Stephen Ratcliffe is  Employment Partner at Baker McKenzie says companies that engage self-employed workers face the risk of legacy claims on underpayment of holiday pay.

He said: “For those who engage people on a self-employed basis, the risk of claims that the individual was actually a worker or an employee is compounded by the risk of similar legacy claims for holiday pay.  

“Perhaps most significantly, the Government enacted a two-year backstop on these kinds of holiday pay claims, because of concerns over the potential multi-billion pound bills which employers might otherwise face for many years of holiday pay.  This decision opens up scope for a future case to challenge whether that backstop is lawful.

Classify workers correctly

“He warned that employers need to take this case seriously, saying: “With the combination of this case and the proposed focus of the Government’s Single Enforcement Body on holiday pay compliance, employers really need to focus on how they calculate holiday pay now, or else face what may be enormous holiday pay liabilities going back very many years.”

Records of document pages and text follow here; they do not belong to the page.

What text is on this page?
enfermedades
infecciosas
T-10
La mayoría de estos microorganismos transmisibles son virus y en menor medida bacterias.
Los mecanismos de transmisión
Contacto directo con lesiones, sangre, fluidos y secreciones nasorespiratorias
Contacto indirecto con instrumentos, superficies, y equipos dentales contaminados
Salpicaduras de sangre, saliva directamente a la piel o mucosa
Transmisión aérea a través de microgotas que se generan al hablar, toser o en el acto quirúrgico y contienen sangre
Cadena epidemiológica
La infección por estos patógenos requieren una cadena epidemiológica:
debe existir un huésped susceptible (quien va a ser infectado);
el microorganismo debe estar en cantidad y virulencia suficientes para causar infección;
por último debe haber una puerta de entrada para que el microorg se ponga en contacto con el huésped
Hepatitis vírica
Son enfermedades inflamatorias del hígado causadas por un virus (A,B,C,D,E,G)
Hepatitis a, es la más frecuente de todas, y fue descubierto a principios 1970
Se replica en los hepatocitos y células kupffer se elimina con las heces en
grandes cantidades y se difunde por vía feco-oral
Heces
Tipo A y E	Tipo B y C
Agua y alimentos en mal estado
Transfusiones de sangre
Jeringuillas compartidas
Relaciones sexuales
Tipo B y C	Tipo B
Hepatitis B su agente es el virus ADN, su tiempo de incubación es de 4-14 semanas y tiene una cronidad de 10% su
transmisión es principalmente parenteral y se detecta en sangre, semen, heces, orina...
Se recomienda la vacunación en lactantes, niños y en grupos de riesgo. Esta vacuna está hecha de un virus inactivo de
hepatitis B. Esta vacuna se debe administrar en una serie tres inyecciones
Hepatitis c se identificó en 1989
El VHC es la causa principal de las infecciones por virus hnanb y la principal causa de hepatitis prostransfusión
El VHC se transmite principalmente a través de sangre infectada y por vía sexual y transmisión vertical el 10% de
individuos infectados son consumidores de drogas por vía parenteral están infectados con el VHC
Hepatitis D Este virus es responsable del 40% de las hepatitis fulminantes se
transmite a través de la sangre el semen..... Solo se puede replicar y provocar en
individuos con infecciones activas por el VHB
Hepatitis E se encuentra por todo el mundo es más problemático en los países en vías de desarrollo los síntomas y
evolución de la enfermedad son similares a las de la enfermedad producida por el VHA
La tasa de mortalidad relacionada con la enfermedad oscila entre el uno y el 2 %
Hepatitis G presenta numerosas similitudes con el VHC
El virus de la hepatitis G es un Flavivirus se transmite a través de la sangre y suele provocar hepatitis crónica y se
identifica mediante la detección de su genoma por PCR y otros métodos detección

Dave Chaplin, CEO of tax compliance firm IR35 Shield also commented that the case was a warning for firms who hire people on a false-self-employed basis.

He said: “ It reinforces the need for firms to correctly classify their workers and provide associated rights that go with being a worker or employee.

Moreover, the ruling appears to indicate that unpaid holiday pay will roll over each year, indefinitely, in instances where the employer has not taken the necessary steps to ensure the holiday is taken.